The BioSapiens project: Unravelling the secrets of the human genome
When the human genome was sequenced in 2003, it was rightly hailed as a major breakthrough. However, for many scientists, obtaining the three billion letter sequence of our DNA was just the
first step of a much greater challenge, namely understanding how our genome works.
This task is known as genome annotation, and it involves determining the function of every stretch of DNA. This is detailed work. For example, it is not enough to simply say that a sequence
codes for a protein; the structure and function of the protein also need to be investigated in depth.
All of this work leads to the generation of vast amounts of different kinds of data which needs to be managed and analysed in a systematic, coherent fashion, and this is where bioinformatics
comes in. Bioinformatics researchers specialise in the development of methods for the storage, retrieval and analysis of data ranging from protein structures and experimental results to patient
statistics. To do this they draw on techniques and concepts from a variety of disciplines, including mathematics, biochemistry, genetics, physics and linguistics.
In Europe, the top people in the field are gathered together in a Network of Excellence called BioSapiens, which is funded under the Sixth Framework Programme’s ‘Life sciences, genomics and
biotechnology for health’ thematic area.
One of the primary achievements of the project so far has been the development of new bioinformatics tools and their integration into existing biological data management systems.
These tools were tested and validated by scientists around the world in the framework of the international ENCODE (Encyclopedia of DNA Elements) project, which was launched in 2003 by the
National Institutes of Health in the US. The initial goal of ENCODE was to determine the function of 1% of the genome.

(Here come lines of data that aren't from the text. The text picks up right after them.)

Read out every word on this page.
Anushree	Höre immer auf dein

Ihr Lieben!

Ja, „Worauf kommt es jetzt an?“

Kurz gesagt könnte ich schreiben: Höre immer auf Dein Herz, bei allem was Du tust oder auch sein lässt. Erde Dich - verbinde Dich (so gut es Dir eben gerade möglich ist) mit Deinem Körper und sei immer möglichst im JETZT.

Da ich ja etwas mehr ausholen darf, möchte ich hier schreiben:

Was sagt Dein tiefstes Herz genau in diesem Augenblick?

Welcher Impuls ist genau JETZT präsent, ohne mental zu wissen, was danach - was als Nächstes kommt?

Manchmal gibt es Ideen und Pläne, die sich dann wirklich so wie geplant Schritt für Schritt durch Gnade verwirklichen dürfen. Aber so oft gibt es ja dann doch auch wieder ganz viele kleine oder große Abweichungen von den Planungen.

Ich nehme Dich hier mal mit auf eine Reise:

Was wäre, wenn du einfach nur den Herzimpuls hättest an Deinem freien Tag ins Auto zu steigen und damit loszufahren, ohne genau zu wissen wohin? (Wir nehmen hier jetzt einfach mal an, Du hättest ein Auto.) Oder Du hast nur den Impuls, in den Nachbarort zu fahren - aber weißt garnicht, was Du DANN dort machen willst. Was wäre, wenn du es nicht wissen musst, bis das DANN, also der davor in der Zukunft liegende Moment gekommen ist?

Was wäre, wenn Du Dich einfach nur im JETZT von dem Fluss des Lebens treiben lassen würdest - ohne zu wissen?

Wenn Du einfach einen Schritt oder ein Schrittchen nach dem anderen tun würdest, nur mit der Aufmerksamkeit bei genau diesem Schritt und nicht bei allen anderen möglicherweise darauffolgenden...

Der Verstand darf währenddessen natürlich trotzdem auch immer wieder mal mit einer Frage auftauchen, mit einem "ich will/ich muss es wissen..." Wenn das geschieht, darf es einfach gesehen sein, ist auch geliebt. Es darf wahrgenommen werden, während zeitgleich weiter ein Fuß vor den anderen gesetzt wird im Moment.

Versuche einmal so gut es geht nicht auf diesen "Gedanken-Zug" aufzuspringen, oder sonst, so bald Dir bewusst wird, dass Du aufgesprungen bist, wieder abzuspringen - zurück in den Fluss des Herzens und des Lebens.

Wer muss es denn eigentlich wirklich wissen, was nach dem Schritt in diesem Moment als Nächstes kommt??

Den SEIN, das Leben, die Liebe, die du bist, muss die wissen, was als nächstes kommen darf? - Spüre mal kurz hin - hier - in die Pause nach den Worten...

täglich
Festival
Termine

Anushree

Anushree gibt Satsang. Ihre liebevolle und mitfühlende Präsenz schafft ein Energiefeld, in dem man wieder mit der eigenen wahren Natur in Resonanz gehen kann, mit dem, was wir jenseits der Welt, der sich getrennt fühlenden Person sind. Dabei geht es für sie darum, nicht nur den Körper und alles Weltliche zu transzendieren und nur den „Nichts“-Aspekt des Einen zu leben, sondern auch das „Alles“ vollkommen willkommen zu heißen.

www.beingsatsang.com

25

The results of this pilot phase were published earlier this year, and they challenged the established idea that the genome consists of a small number of genes surrounded by large regions of
inactive, ‘junk’ DNA. Instead, the study revealed that most of the DNA in our cells is active in some way, with many of the regions of our genome which were formerly dismissed as junk turning
out to have regulatory functions. These regulatory sequences are responsible for telling our genes when and where to be active. This has important implications for health researchers, as many
diseases are caused by mutations in regulatory sequences.

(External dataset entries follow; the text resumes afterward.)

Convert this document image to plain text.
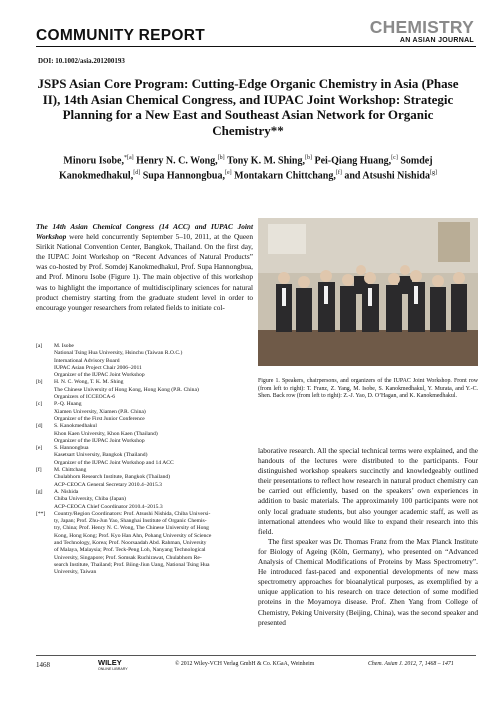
COMMUNITY REPORT	CHEMISTRY
AN ASIAN JOURNAL
DOI: 10.1002/asia.201200193
JSPS Asian Core Program: Cutting-Edge Organic Chemistry in Asia (Phase II), 14th Asian Chemical Congress, and IUPAC Joint Workshop: Strategic Planning for a New East and Southeast Asian Network for Organic Chemistry**
Minoru Isobe,$^{*[a]}$ Henry N. C. Wong,[b] Tony K. M. Shing,[b] Pei-Qiang Huang,[c] Somdej Kanokmedhakul,[d] Supa Hannongbua,[e] Montakarn Chittchang,[f] and Atsushi Nishida[g]
The 14th Asian Chemical Congress (14 ACC) and IUPAC Joint Workshop were held concurrently September 5–10, 2011, at the Queen Sirikit National Convention Center, Bangkok, Thailand. On the first day, the IUPAC Joint Workshop on “Recent Advances of Natural Products” was co-hosted by Prof. Somdej Kanokmedhakul, Prof. Supa Hannongbua, and Prof. Minoru Isobe (Figure 1). The main objective of this workshop was to highlight the importance of multidisciplinary sciences for natural product chemistry starting from the graduate student level in order to encourage younger researchers from related fields to initiate col-
[a]	M. Isobe
National Tsing Hua University, Hsinchu (Taiwan R.O.C.)
International Advisory Board
IUPAC Asian Project Chair 2006–2011
Organizer of the IUPAC Joint Workshop
[b]	H. N. C. Wong, T. K. M. Shing
The Chinese University of Hong Kong, Hong Kong (P.R. China)
Organizers of ICCEOCA-6
[c]	P.-Q. Huang
Xiamen University, Xiamen (P.R. China)
Organizer of the First Junior Conference
[d]	S. Kanokmedhakul
Khon Kaen University, Khon Kaen (Thailand)
Organizer of the IUPAC Joint Workshop
[e]	S. Hannongbua
Kasetsart University, Bangkok (Thailand)
Organizer of the IUPAC Joint Workshop and 14 ACC
[f]	M. Chittchang
Chulabhorn Research Institute, Bangkok (Thailand)
ACP-CEOCA General Secretary 2010.4–2015.3
[g]	A. Nishida
Chiba University, Chiba (Japan)
ACP-CEOCA Chief Coordinator 2010.4–2015.3
[**]	Country/Region Coordinators: Prof. Atsushi Nishida, Chiba Universi-
ty, Japan; Prof. Zhu-Jun Yao, Shanghai Institute of Organic Chemis-
try, China; Prof. Henry N. C. Wong, The Chinese University of Hong
Kong, Hong Kong; Prof. Kyo Han Ahn, Pohang University of Science
and Technology, Korea; Prof. Noorsaadah Abd. Rahman, University
of Malaya, Malaysia; Prof. Teck-Peng Loh, Nanyang Technological
University, Singapore; Prof. Somsak Ruchirawat, Chulabhorn Re-
search Institute, Thailand; Prof. Biing-Jiun Uang, National Tsing Hua
University, Taiwan
Figure 1. Speakers, chairpersons, and organizers of the IUPAC Joint Workshop. Front row (from left to right): T. Franz, Z. Yang, M. Isobe, S. Kanokmedhakul, Y. Murata, and Y.-C. Shen. Back row (from left to right): Z.-J. Yao, D. O’Hagan, and K. Kanokmedhakul.

laborative research. All the special technical terms were explained, and the handouts of the lectures were distributed to the participants. Four distinguished workshop speakers succinctly and knowledgeably outlined their presentations to reflect how research in natural product chemistry can be carried out efficiently, based on the speakers’ own experiences in addition to basic materials. The approximately 100 participants were not only local graduate students, but also younger academic staff, as well as international attendees who would like to expand their research into this field.

The first speaker was Dr. Thomas Franz from the Max Planck Institute for Biology of Ageing (Köln, Germany), who presented on “Advanced Analysis of Chemical Modifications of Proteins by Mass Spectrometry”. He introduced fast-paced and exponential developments of new mass spectrometry approaches for bioanalytical purposes, as exemplified by a unique application to his research on trace detection of some modified proteins in the Moyamoya disease. Prof. Zhen Yang from College of Chemistry, Peking University (Beijing, China), was the second speaker and presented

1468	WILEY
ONLINE LIBRARY
© 2012 Wiley-VCH Verlag GmbH & Co. KGaA, Weinheim	Chem. Asian J. 2012, 7, 1468 – 1471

‘Our results reveal important principles about the organisation of functional elements in the human genome, providing new perspectives on everything from DNA transcription to mammalian
evolution,’ commented BioSapiens project partner Ewan Birney of the European Molecular Biology Laboratory, who led the data analysis work. ‘In particular, we gained significant insight into DNA
sequences that do not encode proteins, which we knew very little about before.’
The BioSapiens project still has another year to run, and during that time the researchers plan to fine-tune their tools for the next stage of the ENCODE project, which involves annotating the
remaining 99% of the human genome.
However, the BioSapiens project is not restricted to research activities; it also has an educational component.
‘There is a real need for training in bioinformatics,’ explained Professor Alfonso Valencia of the Spanish National Cancer Research Centre and BioSapiens’ Outreach Coordinator. There is already
a waiting list for the courses, which introduce participants to the basic concepts of bioinformatics and train them on how to use the tools available in their own research.
The European Commission speaks very highly of the BioSapiens project. The project officer at the European Commission, Dr Frederick Marcus, told CORDIS News it is ‘one of my best projects’ and
described its leaders as ‘superstars’. According to Dr Marcus, the project’s success can be put down to the fact that the partners work extremely well together.
Professor Valencia confirms this analysis, noting that the project has involved far more truly collaborative work than any of the other projects he has been involved in.
Meanwhile Dr Marcus is clear about the ongoing importance of bioinformatics research, which will remain a hot topic for the Commission under the Seventh Framework Programme (FP7).
‘Bioinformatics is an absolutely essential part of health research,’ he told CORDIS News.